Complacency on child birth mortality rates might be ending
30th December 2013 · 0 Comments
By Rita Henley Jensen
Contributing Writer
(Special to the Trice Edney News Wire from Women’s eNews) – Years of complacency about the worsening rates at which U.S. women – especially women of color – are dying or being injured during childbirth might be ending. In a one-week period last month maternal mortality in the United States suddenly gained significant attention in the political and corporate spheres.
In New York, the health committee of the City Council held on November 13 a public hearing on the city’s high maternal mortality rate among women of color. The city, where nine percent of all African Americans live, reported in 2010 that African-American women in New York City died nine times as often as white women from pregnancy-related causes.
Six days after the council hearing, Merck announced, in an unrelated event, a total of $6 million in donations to eight organizations to work toward reducing the number of U.S. women not living to see their child’s first birthday. Merck, the drug-making giant based in Whitehouse Station, N.J., will be donating $150,000 each to four grassroots organizations providing direct care to pregnant women and new mothers.
The rest of the money – Merck would not specify an amount – will go toward a collaborative research project among six states with maternal mortality review boards to develop best policies and practices to reduce maternal deaths and three projects with health professionals to improve responses to obstetric emergencies.
These two developments could indicate a growing realization that healthy mothers are crucial to reducing racial disparities in maternal deaths and premature or low-birth weight infants.
Women’s eNews is tied to both developments. With support from the W.K. Kellogg Foundation we have been reporting over several years on the unexplained and rarely questioned disparities in the high death rates among African-American women giving birth. After Women’s eNews hosted a Brooklyn meeting in May of this year, based on our coverage, the staff of the City Council health committee contacted us for assistance in planning the hearing.
The same series of news articles and videos also informed Merck about the need for leadership in saving the lives of mothers in the United States, in addition to other nations.
“On behalf of Merck for Mothers I would like to thank Women’s eNews for all of your dedication in helping to raise awareness of maternal mortality, particularly here in the United States,” Dr. Naveen Rao, head of Merck for Mothers, a $500 million global initiative, wrote to us in an email. “’Healthy Births, Healthy Moms: Black Maternal Health in America’ is a powerful series that will go a long way towards helping us reduce the growing rates of women dying from complications experienced during pregnancy and childbirth.”
Increasing Death Rates
The United States has the highest maternal mortality rate among developed nations. While across the globe the rates are dropping, by 2010 rates in the U.S. rose to 21 deaths per 100,000 births, according to the World Health Organization, twice the rate it was in 1990.
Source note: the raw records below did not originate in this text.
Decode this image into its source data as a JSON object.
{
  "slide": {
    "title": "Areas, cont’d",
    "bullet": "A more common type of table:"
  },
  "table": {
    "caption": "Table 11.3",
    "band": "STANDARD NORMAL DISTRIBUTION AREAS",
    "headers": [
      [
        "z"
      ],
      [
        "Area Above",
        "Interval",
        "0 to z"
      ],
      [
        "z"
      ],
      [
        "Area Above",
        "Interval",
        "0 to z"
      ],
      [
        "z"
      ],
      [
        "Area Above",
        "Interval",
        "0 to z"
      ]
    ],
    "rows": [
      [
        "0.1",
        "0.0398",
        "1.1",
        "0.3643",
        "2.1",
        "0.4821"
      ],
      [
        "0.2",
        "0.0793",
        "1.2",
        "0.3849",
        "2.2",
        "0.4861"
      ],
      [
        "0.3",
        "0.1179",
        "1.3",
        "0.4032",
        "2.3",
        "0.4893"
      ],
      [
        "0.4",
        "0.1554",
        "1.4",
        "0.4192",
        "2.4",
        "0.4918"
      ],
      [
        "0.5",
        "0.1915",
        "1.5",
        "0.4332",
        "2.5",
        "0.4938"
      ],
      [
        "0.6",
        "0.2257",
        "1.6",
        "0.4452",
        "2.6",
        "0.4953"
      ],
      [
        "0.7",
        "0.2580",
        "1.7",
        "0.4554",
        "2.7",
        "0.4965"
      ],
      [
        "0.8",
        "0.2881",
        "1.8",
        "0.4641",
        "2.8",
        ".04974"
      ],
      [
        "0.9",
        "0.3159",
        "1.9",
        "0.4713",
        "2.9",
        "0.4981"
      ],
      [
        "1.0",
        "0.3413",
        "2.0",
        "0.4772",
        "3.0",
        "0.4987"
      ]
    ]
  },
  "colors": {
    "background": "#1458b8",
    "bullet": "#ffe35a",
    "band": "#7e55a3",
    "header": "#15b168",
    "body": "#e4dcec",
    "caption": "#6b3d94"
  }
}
African-American families suffer a maternal mortality rate that’s three to four times higher than White women in the United States, according to the Association of Maternal and Child Health Programs. In addition, the number of maternal deaths in the United States may be significantly undercounted. Since 2007 the Atlanta-based Centers for Disease Control and Prevention has stopped publishing current U.S. maternal mortality data on its website because data is reported inconsistently.
Outside the circles of maternal health advocates, the growing numbers of U.S. women dying from pregnancy-related causes, regardless of race, has failed to catch public attention. For example, who knows that there is a federal program that hears experts’ testimony on what is needed to reduce maternal mortality in the United States? To find it you have to know what you are looking for and search “Task Force on Infant Morality” on the Health and Human Services website. The task force is said to be on hiatus and has no meetings planned.
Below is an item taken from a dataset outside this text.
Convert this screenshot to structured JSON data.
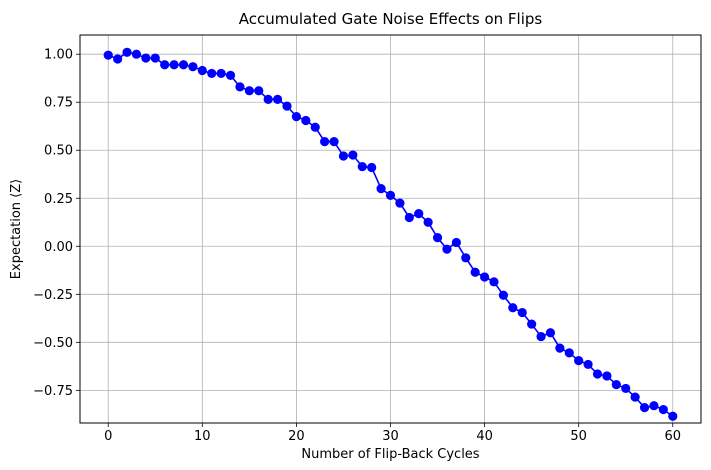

As for African-American maternal health, reports from the Office of Minority Health make rare, if any, mentions of maternal death disparities. The same is true for many other organizations advocating for improved health in African American communities.
Dr. Priya Agrawal, executive director of the Merck for Mothers campaign, said mothers dying in childbirth are an “unacceptable tragedy.” She added that the U.S. healthcare system does not have a standard routine for treating obstetric emergencies. “If you see one hospital, you have seen one hospital,” she said, emphasizing the lack of standard protocol for medical providers when mothers in labor are in urgent need of life-saving care.
“Every death must be counted and reviewed,” Agrawal said, “and the lessons shared.”
She added that the leading causes of maternal mortality in the United States are the same as elsewhere: post-partum hemorrhage, embolisms and preeclampsia.
Rita Henley Jensen is founder and editor in chief of Women’s eNews.